6. The Clerk of the Court is directed to send plaintiff the form for filing a civil rights complaint by a prisoner.

FootNotes


1. People v. Razo Ramirez, 2014 WL 1615614 (Cal. Ct. App. July 20, 2004).
2. Section 5068 governs the examination and study of prisoners; classification; determination of prison; psychiatric or psychological reports and written evaluations. Id.
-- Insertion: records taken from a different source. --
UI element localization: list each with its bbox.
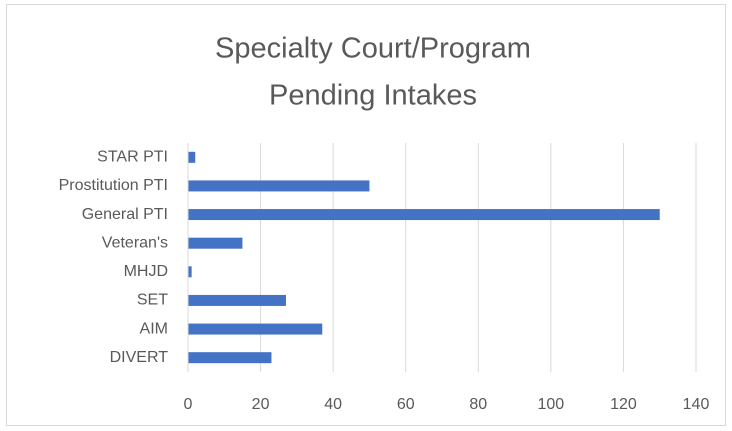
x-tick-label: 80 bbox=[469, 396, 487, 413]
bar bbox=[188, 151, 196, 163]
y-tick-label: STAR PTI bbox=[97, 149, 168, 166]
x-tick-label: 140 bbox=[683, 396, 710, 413]
y-tick-label: AIM bbox=[140, 320, 168, 337]
y-tick-label: DIVERT bbox=[110, 349, 169, 366]
chart-title: Pending Intakes bbox=[269, 80, 477, 112]
bar bbox=[188, 237, 243, 249]
chart-title: Specialty Court/Program bbox=[215, 33, 531, 65]
bar bbox=[188, 180, 370, 192]
bar bbox=[188, 266, 192, 278]
bar bbox=[188, 352, 272, 364]
y-tick-label: Prostitution PTI bbox=[59, 177, 168, 194]
bar bbox=[188, 323, 323, 335]
y-tick-label: SET bbox=[137, 292, 168, 309]
x-tick-label: 120 bbox=[610, 396, 637, 413]
y-tick-label: Veteran's bbox=[102, 234, 168, 251]
x-tick-label: 40 bbox=[324, 396, 342, 413]
bar bbox=[188, 294, 286, 306]
x-tick-label: 100 bbox=[538, 396, 565, 413]
x-tick-label: 20 bbox=[252, 396, 270, 413]
y-tick-label: MHJD bbox=[124, 263, 168, 280]
x-tick-label: 0 bbox=[184, 396, 193, 413]
x-tick-label: 60 bbox=[397, 396, 415, 413]
bar bbox=[188, 209, 660, 221]
y-tick-label: General PTI bbox=[82, 206, 168, 223]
3. "[T]o maintain an Eighth Amendment claim based on prison medical treatment, an inmate must show `deliberate indifference to serious medical needs.'" Jett v. Penner, 439 F.3d 1091, 1096 (9th Cir. 2006), (quoting Estelle v. Gamble, 429 U.S. 97, 104 (1976)). This requires plaintiff to show (1) "a `serious medical need' by demonstrating that `failure to treat a prisoner's condition could result in further significant injury or the unnecessary and wanton infliction of pain,'" and (2) "the defendant's response to the need was deliberately indifferent." Id. (quoting McGuckin v. Smith, 974 F.2d 1050, 1059-60 (9th Cir. 1992) (citation and internal quotations marks omitted), overruled on other grounds WMX Technologies v. Miller, 104 F.3d 1133 (9th Cir. 1997) (en banc)). Deliberate indifference is established only where the defendant subjectively "`knows of and disregards an excessive risk to inmate health and safety.'" Toguchi v. Chung, 391 F.3d 1051, 1057 (9th Cir. 2004) (emphasis added) (quoting Gibson v. County of Washoe, 290 F.3d 1175, 1187 (9th Cir. 2002)). Deliberate indifference can be established "by showing (a) a purposeful act or failure to respond to a prisoner's pain or possible medical need and (b) harm caused by the indifference." Jett, 439 F.3d at 1096 (citation omitted). A difference of opinion between an inmate and prison medical personnel regarding appropriate medical diagnosis and treatment are not enough to establish a deliberate indifference claim. Sanchez v. Vild, 891 F.2d 240, 242 (9th Cir. 1989); Toguchi, 391 F.3d at 1058.
4. In his pleading, plaintiff recites numerous sections from Title 15. (ECF No. 1 at 5.) However, section 1983 provides no redress for prison officials' mere violation of state prison regulations. See Nurre v. Whitehead, 580 F.3d 1087, 1092 (9th Cir. 2009) (section 1983 claims must be premised on violation of federal constitutional right); Sweaney v. Ada Cnty., Idaho, 119 F.3d 1385, 1391 (9th Cir. 1997) (section 1983 creates cause of action for violation of federal law); Lovell v. Poway Unified Sch. Dist., 90 F.3d 367, 370-71 (9th Cir. 1996) (federal and state law claims should not be conflated; to the extent the violation of a state law amounts to a deprivation of a state-created interest that reaches beyond that guaranteed by the federal Constitution, section 1983 offers no redress) (quotation marks omitted).